O governo dos Estados Unidos suspendeu, nesta quinta-feira, as tarifas de 40% aplicadas sobre parte dos produtos agrícolas brasileiros. A ordem executiva, assinada pelo presidente Donald Trump, vale para itens que entraram no país a partir de 13 de novembro. A medida reduz a pressão sobre exportadores do agronegócio, que desde agosto enfrentavam custos elevados.
O texto publicado pela Casa Branca afirma que houve “progresso inicial” nas negociações abertas após conversa entre Trump e o presidente Luiz Inácio Lula da Silva, em 6 de outubro. Desde então, o Itamaraty conduziu tratativas com autoridades norte-americanas. Na semana passada, o chanceler Mauro Vieira se reuniu com o senador Marco Rubio, em Washington, para tratar do tema.
A suspensão atinge carne bovina fresca, resfriada ou congelada, produtos de cacau e café, frutas, vegetais, raízes, nozes e fertilizantes.

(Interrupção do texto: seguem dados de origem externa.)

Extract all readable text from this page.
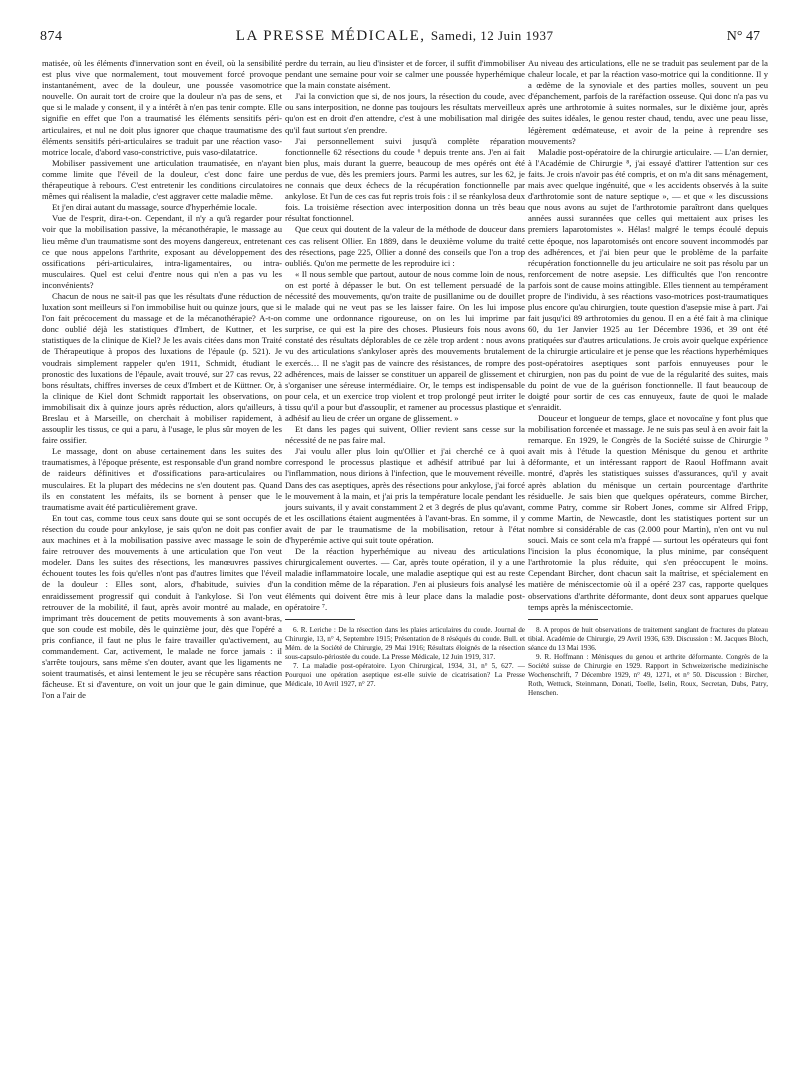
874	LA PRESSE MÉDICALE, Samedi, 12 Juin 1937	N° 47

matisée, où les éléments d'innervation sont en éveil, où la sensibilité est plus vive que normalement, tout mouvement forcé provoque instantanément, avec de la douleur, une poussée vasomotrice nouvelle. On aurait tort de croire que la douleur n'a pas de sens, et que si le malade y consent, il y a intérêt à n'en pas tenir compte. Elle signifie en effet que l'on a traumatisé les éléments sensitifs péri-articulaires, et nul ne doit plus ignorer que chaque traumatisme des éléments sensitifs péri-articulaires se traduit par une réaction vaso-motrice locale, d'abord vaso-constrictive, puis vaso-dilatatrice.

Mobiliser passivement une articulation traumatisée, en n'ayant comme limite que l'éveil de la douleur, c'est donc faire une thérapeutique à rebours. C'est entretenir les conditions circulatoires mêmes qui réalisent la maladie, c'est aggraver cette maladie même.

Et j'en dirai autant du massage, source d'hyperhémie locale.

Vue de l'esprit, dira-t-on. Cependant, il n'y a qu'à regarder pour voir que la mobilisation passive, la mécanothérapie, le massage au lieu même d'un traumatisme sont des moyens dangereux, entretenant ce que nous appelons l'arthrite, exposant au développement des ossifications péri-articulaires, intra-ligamentaires, ou intra-musculaires. Quel est celui d'entre nous qui n'en a pas vu les inconvénients?

Chacun de nous ne sait-il pas que les résultats d'une réduction de luxation sont meilleurs si l'on immobilise huit ou quinze jours, que si l'on fait précocement du massage et de la mécanothérapie? A-t-on donc oublié déjà les statistiques d'Imbert, de Kuttner, et les statistiques de la clinique de Kiel? Je les avais citées dans mon Traité de Thérapeutique à propos des luxations de l'épaule (p. 521). Je voudrais simplement rappeler qu'en 1911, Schmidt, étudiant le pronostic des luxations de l'épaule, avait trouvé, sur 27 cas revus, 22 bons résultats, chiffres inverses de ceux d'Imbert et de Küttner. Or, à la clinique de Kiel dont Schmidt rapportait les observations, on immobilisait dix à quinze jours après réduction, alors qu'ailleurs, à Breslau et à Marseille, on cherchait à mobiliser rapidement, à assouplir les tissus, ce qui a paru, à l'usage, le plus sûr moyen de les faire ossifier.

Le massage, dont on abuse certainement dans les suites des traumatismes, à l'époque présente, est responsable d'un grand nombre de raideurs définitives et d'ossifications para-articulaires ou musculaires. Et la plupart des médecins ne s'en doutent pas. Quand ils en constatent les méfaits, ils se bornent à penser que le traumatisme avait été particulièrement grave.

En tout cas, comme tous ceux sans doute qui se sont occupés de résection du coude pour ankylose, je sais qu'on ne doit pas confier aux machines et à la mobilisation passive avec massage le soin de faire retrouver des mouvements à une articulation que l'on veut modeler. Dans les suites des résections, les manœuvres passives échouent toutes les fois qu'elles n'ont pas d'autres limites que l'éveil de la douleur : Elles sont, alors, d'habitude, suivies d'un enraidissement progressif qui conduit à l'ankylose. Si l'on veut retrouver de la mobilité, il faut, après avoir montré au malade, en imprimant très doucement de petits mouvements à son avant-bras, que son coude est mobile, dès le quinzième jour, dès que l'opéré a pris confiance, il faut ne plus le faire travailler qu'activement, au commandement. Car, activement, le malade ne force jamais : il s'arrête toujours, sans même s'en douter, avant que les ligaments ne soient traumatisés, et ainsi lentement le jeu se récupère sans réaction fâcheuse. Et si d'aventure, on voit un jour que le gain diminue, que l'on a l'air de

perdre du terrain, au lieu d'insister et de forcer, il suffit d'immobiliser pendant une semaine pour voir se calmer une poussée hyperhémique que la main constate aisément.

J'ai la conviction que si, de nos jours, la résection du coude, avec ou sans interposition, ne donne pas toujours les résultats merveilleux qu'on est en droit d'en attendre, c'est à une mobilisation mal dirigée qu'il faut surtout s'en prendre.

J'ai personnellement suivi jusqu'à complète réparation fonctionnelle 62 résections du coude ⁶ depuis trente ans. J'en ai fait bien plus, mais durant la guerre, beaucoup de mes opérés ont été perdus de vue, dès les premiers jours. Parmi les autres, sur les 62, je ne connais que deux échecs de la récupération fonctionnelle par ankylose. Et l'un de ces cas fut repris trois fois : il se réankylosa deux fois. La troisième résection avec interposition donna un très beau résultat fonctionnel.

Que ceux qui doutent de la valeur de la méthode de douceur dans ces cas relisent Ollier. En 1889, dans le deuxième volume du traité des résections, page 225, Ollier a donné des conseils que l'on a trop oubliés. Qu'on me permette de les reproduire ici :

« Il nous semble que partout, autour de nous comme loin de nous, on est porté à dépasser le but. On est tellement persuadé de la nécessité des mouvements, qu'on traite de pusillanime ou de douillet le malade qui ne veut pas se les laisser faire. On les lui impose comme une ordonnance rigoureuse, on on les lui imprime par surprise, ce qui est la pire des choses. Plusieurs fois nous avons constaté des résultats déplorables de ce zèle trop ardent : nous avons vu des articulations s'ankyloser après des mouvements brutalement exercés… Il ne s'agit pas de vaincre des résistances, de rompre des adhérences, mais de laisser se constituer un appareil de glissement et s'organiser une séreuse intermédiaire. Or, le temps est indispensable pour cela, et un exercice trop violent et trop prolongé peut irriter le tissu qu'il a pour but d'assouplir, et ramener au processus plastique et adhésif au lieu de créer un organe de glissement. »

Et dans les pages qui suivent, Ollier revient sans cesse sur la nécessité de ne pas faire mal.

J'ai voulu aller plus loin qu'Ollier et j'ai cherché ce à quoi correspond le processus plastique et adhésif attribué par lui à l'inflammation, nous dirions à l'infection, que le mouvement réveille. Dans des cas aseptiques, après des résections pour ankylose, j'ai forcé le mouvement à la main, et j'ai pris la température locale pendant les jours suivants, il y avait constamment 2 et 3 degrés de plus qu'avant, et les oscillations étaient augmentées à l'avant-bras. En somme, il y avait de par le traumatisme de la mobilisation, retour à l'état d'hyperémie active qui suit toute opération.

De la réaction hyperhémique au niveau des articulations chirurgicalement ouvertes. — Car, après toute opération, il y a une maladie inflammatoire locale, une maladie aseptique qui est au reste la condition même de la réparation. J'en ai plusieurs fois analysé les éléments qui doivent être mis à leur place dans la maladie post-opératoire ⁷.

6. R. Leriche : De la résection dans les plaies articulaires du coude. Journal de Chirurgie, 13, n° 4, Septembre 1915; Présentation de 8 réséqués du coude. Bull. et Mém. de la Société de Chirurgie, 29 Mai 1916; Résultats éloignés de la résection sous-capsulo-périostée du coude. La Presse Médicale, 12 Juin 1919, 317.

7. La maladie post-opératoire. Lyon Chirurgical, 1934, 31, n° 5, 627. — Pourquoi une opération aseptique est-elle suivie de cicatrisation? La Presse Médicale, 10 Avril 1927, n° 27.

Au niveau des articulations, elle ne se traduit pas seulement par de la chaleur locale, et par la réaction vaso-motrice qui la conditionne. Il y a œdème de la synoviale et des parties molles, souvent un peu d'épanchement, parfois de la raréfaction osseuse. Qui donc n'a pas vu après une arthrotomie à suites normales, sur le dixième jour, après des suites idéales, le genou rester chaud, tendu, avec une peau lisse, légèrement œdémateuse, et avoir de la peine à reprendre ses mouvements?

Maladie post-opératoire de la chirurgie articulaire. — L'an dernier, à l'Académie de Chirurgie ⁸, j'ai essayé d'attirer l'attention sur ces faits. Je crois n'avoir pas été compris, et on m'a dit sans ménagement, mais avec quelque ingénuité, que « les accidents observés à la suite d'arthrotomie sont de nature septique », — et que « les discussions que nous avons au sujet de l'arthrotomie paraîtront dans quelques années aussi surannées que celles qui mettaient aux prises les premiers laparotomistes ». Hélas! malgré le temps écoulé depuis cette époque, nos laparotomisés ont encore souvent incommodés par des adhérences, et j'ai bien peur que le problème de la parfaite récupération fonctionnelle du jeu articulaire ne soit pas résolu par un renforcement de notre asepsie. Les difficultés que l'on rencontre parfois sont de cause moins attingible. Elles tiennent au tempérament propre de l'individu, à ses réactions vaso-motrices post-traumatiques plus encore qu'au chirurgien, toute question d'asepsie mise à part. J'ai fait jusqu'ici 89 arthrotomies du genou. Il en a été fait à ma clinique 60, du 1er Janvier 1925 au 1er Décembre 1936, et 39 ont été pratiquées sur d'autres articulations. Je crois avoir quelque expérience de la chirurgie articulaire et je pense que les réactions hyperhémiques post-opératoires aseptiques sont parfois ennuyeuses pour le chirurgien, non pas du point de vue de la régularité des suites, mais du point de vue de la guérison fonctionnelle. Il faut beaucoup de doigté pour sortir de ces cas ennuyeux, faute de quoi le malade s'enraidit.

Douceur et longueur de temps, glace et novocaïne y font plus que mobilisation forcenée et massage. Je ne suis pas seul à en avoir fait la remarque. En 1929, le Congrès de la Société suisse de Chirurgie ⁹ avait mis à l'étude la question Ménisque du genou et arthrite déformante, et un intéressant rapport de Raoul Hoffmann avait montré, d'après les statistiques suisses d'assurances, qu'il y avait après ablation du ménisque un certain pourcentage d'arthrite résiduelle. Je sais bien que quelques opérateurs, comme Bircher, comme Patry, comme sir Robert Jones, comme sir Alfred Fripp, comme Martin, de Newcastle, dont les statistiques portent sur un nombre si considérable de cas (2.000 pour Martin), n'en ont vu nul souci. Mais ce sont cela m'a frappé — surtout les opérateurs qui font l'incision la plus économique, la plus minime, par conséquent l'arthrotomie la plus réduite, qui s'en préoccupent le moins. Cependant Bircher, dont chacun sait la maîtrise, et spécialement en matière de méniscectomie où il a opéré 237 cas, rapporte quelques observations d'arthrite déformante, dont deux sont apparues quelque temps après la méniscectomie.

8. A propos de huit observations de traitement sanglant de fractures du plateau tibial. Académie de Chirurgie, 29 Avril 1936, 639. Discussion : M. Jacques Bloch, séance du 13 Mai 1936.

9. R. Hoffmann : Ménisques du genou et arthrite déformante. Congrès de la Société suisse de Chirurgie en 1929. Rapport in Schweizerische medizinische Wochenschrift, 7 Décembre 1929, n° 49, 1271, et n° 50. Discussion : Bircher, Roth, Wettuck, Steinmann, Donati, Toelle, Iselin, Roux, Secretan, Dubs, Patry, Henschen.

A lista inclui também minérios e óleos minerais, além de peças ligadas ao setor aeronáutico. Máquinas agrícolas, veículos, autopeças, aço, químicos, têxteis e calçados seguem sujeitos à alíquota adicional.
A decisão tem caráter parcial. O governo Trump mantém o estado de emergência comercial e poderá retomar ou ampliar tarifas caso, segundo o texto, o Brasil não atenda às exigências impostas. Órgãos como Tesouro, Comércio, Segurança Interna, USTR e Conselho de Segurança Nacional continuam responsáveis pelo monitoramento.
Importadores poderão pedir reembolso de tarifas pagas indevidamente desde a data de vigência da ordem. A Alfândega dos EUA conduzirá os procedimentos. Economistas avaliam que o alívio pode reduzir pressões sobre exportadores brasileiros e sobre o mercado americano, afetado pelo encarecimento de alimentos.
Vieira afirmou que o Brasil entregou, no início do mês, uma “proposta geral” sobre o tarifaço. Ele espera que os dois países fechem um acordo inicial até o começo de dezembro, que serviria de base para negociações mais longas. Segundo o ministro, há sinais de que Washington deseja “virar a página”.
O tarifaço começou em abril, quando os EUA aplicaram sobretaxa global de 10% sobre diversos países. Em agosto, Trump elevou para 40% a cobrança sobre produtos brasileiros e vinculou a medida ao julgamento do ex-presidente Jair Bolsonaro no Supremo Tribunal Federal. A decisão provocou reação de setores do agronegócio, que pressionaram o governo brasileiro por resposta diplomática.
Na reunião com Vieira, Rubio levou um recado de Trump: o presidente norte-americano pretende “resolver rapidamente” o impasse e manter boas relações comerciais com o Brasil.